Every day we sift through the junk in our e-mail inbox: "Reduce Your Mortgage" (don't have one), "Plump Your Penis" (don't have one), "Trace Your Family Tree" (wish we didn't have one). Then we get to the sweet little morsel that is DailyCandy. This free e-mail newsletter and Web site keeps us in the know about all kinds of fun and hip things to do, see and buy in our city. From food to travel to culture, DailyCandy is on top of it. But our favorite Candies are the ones about shopping. What? Some lady makes purses out of old shoes? Ohmigod, we have to have one! Wait, they cost more than my car payment? That's OK, we'll charge it! DailyCandy's not as good as chocolate, but it's still a sweet treat, and it's just as addictive.

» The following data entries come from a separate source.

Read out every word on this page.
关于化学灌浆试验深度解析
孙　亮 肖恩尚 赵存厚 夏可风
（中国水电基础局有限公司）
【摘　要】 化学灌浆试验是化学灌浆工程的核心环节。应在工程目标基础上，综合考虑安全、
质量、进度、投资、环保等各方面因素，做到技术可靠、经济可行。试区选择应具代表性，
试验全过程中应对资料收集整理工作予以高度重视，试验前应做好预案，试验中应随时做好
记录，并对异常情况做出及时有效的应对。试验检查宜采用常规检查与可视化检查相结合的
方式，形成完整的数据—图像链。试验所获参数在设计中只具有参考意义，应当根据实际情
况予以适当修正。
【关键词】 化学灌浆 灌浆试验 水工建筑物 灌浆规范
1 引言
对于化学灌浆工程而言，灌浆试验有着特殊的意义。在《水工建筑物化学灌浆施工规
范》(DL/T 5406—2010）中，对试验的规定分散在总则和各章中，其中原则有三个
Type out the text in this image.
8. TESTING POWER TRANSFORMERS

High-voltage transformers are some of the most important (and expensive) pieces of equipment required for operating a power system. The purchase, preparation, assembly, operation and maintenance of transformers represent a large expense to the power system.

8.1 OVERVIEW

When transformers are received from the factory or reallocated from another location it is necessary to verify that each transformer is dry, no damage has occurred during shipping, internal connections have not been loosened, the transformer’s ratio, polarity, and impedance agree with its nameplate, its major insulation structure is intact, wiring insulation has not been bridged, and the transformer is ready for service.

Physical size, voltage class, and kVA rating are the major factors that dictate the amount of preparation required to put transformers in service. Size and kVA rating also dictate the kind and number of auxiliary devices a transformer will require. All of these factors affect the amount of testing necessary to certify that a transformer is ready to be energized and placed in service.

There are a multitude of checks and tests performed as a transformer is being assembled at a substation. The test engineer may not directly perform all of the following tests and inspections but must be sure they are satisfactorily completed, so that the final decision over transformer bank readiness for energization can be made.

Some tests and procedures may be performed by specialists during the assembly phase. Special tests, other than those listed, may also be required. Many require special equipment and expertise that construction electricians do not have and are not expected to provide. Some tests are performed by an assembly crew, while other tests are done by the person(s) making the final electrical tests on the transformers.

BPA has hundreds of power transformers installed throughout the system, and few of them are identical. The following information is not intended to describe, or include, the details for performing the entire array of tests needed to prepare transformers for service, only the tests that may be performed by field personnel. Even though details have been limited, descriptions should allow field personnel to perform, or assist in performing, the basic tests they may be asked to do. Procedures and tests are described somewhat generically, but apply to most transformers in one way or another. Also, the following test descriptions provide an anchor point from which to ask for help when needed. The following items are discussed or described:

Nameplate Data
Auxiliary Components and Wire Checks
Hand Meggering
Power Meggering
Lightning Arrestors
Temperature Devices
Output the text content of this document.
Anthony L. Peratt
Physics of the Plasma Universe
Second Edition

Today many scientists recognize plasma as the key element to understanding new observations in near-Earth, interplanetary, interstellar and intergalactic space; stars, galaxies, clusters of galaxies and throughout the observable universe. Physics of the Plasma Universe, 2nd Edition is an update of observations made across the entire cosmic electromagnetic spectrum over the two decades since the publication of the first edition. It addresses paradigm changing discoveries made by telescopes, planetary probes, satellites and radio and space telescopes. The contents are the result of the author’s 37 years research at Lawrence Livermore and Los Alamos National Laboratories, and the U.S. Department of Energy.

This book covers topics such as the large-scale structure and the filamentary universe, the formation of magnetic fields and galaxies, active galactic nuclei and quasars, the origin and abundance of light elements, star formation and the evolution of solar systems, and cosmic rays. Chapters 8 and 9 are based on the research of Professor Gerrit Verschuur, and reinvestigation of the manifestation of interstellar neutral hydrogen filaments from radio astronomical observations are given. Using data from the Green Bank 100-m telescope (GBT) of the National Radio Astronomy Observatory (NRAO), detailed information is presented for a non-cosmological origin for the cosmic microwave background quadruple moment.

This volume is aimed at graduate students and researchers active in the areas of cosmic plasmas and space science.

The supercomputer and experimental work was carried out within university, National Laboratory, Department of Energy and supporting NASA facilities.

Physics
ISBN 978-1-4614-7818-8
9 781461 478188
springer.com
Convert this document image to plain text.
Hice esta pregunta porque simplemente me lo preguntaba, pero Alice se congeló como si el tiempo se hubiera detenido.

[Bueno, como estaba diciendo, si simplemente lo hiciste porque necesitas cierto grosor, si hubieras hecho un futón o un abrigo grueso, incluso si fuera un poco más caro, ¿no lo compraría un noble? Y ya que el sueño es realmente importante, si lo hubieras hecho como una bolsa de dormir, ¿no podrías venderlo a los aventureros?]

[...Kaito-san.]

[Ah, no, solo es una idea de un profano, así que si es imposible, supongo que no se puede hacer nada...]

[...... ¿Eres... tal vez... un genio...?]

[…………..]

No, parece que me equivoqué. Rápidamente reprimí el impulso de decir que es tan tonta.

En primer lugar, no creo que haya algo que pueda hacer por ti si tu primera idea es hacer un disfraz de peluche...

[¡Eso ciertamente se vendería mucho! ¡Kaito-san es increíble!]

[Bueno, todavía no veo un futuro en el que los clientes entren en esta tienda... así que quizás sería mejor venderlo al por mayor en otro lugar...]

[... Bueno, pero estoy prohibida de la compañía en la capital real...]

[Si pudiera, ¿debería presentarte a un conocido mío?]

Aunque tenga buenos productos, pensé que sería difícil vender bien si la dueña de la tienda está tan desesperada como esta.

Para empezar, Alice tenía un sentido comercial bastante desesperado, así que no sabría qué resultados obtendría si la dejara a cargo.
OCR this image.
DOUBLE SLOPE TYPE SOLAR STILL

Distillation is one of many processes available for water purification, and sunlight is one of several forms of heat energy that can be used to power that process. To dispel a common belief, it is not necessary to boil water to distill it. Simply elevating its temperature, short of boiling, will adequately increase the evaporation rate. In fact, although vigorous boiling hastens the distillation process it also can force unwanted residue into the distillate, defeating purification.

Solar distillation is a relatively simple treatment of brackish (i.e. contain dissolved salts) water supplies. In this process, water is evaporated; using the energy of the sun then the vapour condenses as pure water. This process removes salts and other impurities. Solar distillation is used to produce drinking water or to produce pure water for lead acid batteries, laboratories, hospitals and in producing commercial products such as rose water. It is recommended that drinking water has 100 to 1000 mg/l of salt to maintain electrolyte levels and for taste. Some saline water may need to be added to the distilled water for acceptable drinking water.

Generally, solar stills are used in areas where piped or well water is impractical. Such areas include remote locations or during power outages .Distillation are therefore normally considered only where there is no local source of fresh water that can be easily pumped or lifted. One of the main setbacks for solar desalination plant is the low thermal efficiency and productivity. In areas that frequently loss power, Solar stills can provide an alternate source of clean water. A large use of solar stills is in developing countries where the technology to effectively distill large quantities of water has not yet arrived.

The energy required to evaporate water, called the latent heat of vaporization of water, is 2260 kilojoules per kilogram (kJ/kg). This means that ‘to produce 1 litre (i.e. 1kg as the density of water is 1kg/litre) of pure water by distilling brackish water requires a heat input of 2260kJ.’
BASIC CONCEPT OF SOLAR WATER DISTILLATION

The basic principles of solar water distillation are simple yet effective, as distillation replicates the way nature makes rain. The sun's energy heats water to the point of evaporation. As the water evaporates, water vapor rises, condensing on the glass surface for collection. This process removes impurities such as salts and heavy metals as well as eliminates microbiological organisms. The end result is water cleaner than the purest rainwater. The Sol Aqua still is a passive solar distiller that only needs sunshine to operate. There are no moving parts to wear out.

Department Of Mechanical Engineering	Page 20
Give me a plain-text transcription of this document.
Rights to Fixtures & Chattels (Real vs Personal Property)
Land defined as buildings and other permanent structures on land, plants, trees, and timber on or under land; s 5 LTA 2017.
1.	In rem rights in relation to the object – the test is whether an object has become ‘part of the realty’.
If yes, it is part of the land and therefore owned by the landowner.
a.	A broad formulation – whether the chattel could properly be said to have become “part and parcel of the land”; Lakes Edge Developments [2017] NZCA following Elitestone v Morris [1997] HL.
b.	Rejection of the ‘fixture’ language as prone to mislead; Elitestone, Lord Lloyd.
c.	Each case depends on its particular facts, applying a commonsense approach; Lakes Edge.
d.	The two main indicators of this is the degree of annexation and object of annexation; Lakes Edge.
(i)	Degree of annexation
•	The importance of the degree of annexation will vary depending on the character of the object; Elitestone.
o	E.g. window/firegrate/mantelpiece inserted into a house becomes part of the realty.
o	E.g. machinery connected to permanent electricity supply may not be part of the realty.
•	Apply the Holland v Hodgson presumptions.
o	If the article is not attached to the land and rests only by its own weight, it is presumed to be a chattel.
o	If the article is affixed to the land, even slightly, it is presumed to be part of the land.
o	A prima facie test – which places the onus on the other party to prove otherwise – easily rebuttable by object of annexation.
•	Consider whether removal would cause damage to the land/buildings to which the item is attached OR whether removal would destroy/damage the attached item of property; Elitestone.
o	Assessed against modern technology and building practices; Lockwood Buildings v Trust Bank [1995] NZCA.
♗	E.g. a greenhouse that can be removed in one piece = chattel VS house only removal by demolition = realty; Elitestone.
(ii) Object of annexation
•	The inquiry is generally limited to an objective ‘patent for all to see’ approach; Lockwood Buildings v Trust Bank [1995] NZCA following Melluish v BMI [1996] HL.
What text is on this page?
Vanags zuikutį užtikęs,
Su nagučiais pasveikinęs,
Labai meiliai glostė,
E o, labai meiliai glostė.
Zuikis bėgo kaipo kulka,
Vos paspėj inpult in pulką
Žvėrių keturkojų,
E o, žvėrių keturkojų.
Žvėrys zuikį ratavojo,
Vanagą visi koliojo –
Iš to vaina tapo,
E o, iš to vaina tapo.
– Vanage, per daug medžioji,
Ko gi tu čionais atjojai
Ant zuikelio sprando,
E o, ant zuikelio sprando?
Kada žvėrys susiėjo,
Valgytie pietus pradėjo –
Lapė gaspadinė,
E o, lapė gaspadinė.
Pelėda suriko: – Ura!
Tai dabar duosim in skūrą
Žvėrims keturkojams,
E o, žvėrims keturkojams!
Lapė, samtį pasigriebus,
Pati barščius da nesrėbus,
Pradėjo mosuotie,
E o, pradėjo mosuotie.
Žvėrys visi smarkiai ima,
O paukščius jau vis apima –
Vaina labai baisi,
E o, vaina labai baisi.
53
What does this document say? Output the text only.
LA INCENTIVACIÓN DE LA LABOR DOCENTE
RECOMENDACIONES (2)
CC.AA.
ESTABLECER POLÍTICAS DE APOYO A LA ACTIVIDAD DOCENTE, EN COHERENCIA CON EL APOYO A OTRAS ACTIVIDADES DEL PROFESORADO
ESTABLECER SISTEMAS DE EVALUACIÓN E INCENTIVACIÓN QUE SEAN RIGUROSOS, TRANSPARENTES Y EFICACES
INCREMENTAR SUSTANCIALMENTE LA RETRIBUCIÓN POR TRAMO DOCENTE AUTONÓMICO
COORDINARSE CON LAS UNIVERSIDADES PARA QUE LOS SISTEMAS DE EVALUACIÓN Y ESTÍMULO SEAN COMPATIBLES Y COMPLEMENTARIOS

There's something about coffee that makes it so addictive. Oh yeah, the caffeine. And there's something about Oak Cliff that might make it seem impossible to find a decent cup of joe south of the Trinity River. Now people in the Winnetka Heights/Kessler Park/Cockrell Hill areas of the real OC don't have to look any further than the Bishop Arts District. Nodding Dog Coffee Company has been offering great cups of coffee long enough to have regulars but not so long to have entered the radar of every coffee lover. It's a cozy place with a fine selection of specialty coffees (we'd suggest the white mocha latte) and a decent line of pastries (we recommend the one that looks like a bran muffin but has raisins, carrot shavings and some other tasty goodies in it). But even though this place isn't in your typical coffee monopoly location, don't expect a major price cut. Let's just say that everything is competitively priced. But it sure is worth it.
You wanna buy a computer that looks purty and works? Go to the Apple store, you big sissy. Wanna cheap Windows PC? Go online and shop, you cubicle monkey. What we want is a machine of our very own, built by our own manly, geeky hand from the motherboard up, something that sneers at the godawful requirements of the latest video games. For that, my friend, you go to Fry's, the gigantic warehouse of all things semi-conductor. From snazzy cases to mega-sized hard drives to all manner of motherboards, video cards and processors at competitive prices, Fry's is to the amateur computer builder what a good auto parts store is to the owner of a GTO. Hoo-rah!

Readers' Pick
Fry's Electronics
Started in 1969 as a get-together for ham radio enthusiasts, the sidewalk sale has had several locations, including under the Woodall Rodgers bridge between Routh Street and Central Expressway and in a parking lot on Ross Avenue. Under a bridge and in a parking lot? That's sketchy enough right there. Nowadays a good portion of the sale takes place at night because, according to the sidewalk sale's Web site, that is when the best "deals" often take place. Let's see, computer shopping at night to get the best "deals"? This just gets better and better. What's funny though, is that these guys love what they do and, as offended as they may pretend to be, they all probably like being called computer geeks when they are trying to sell the best "deal" of the night under a bridge.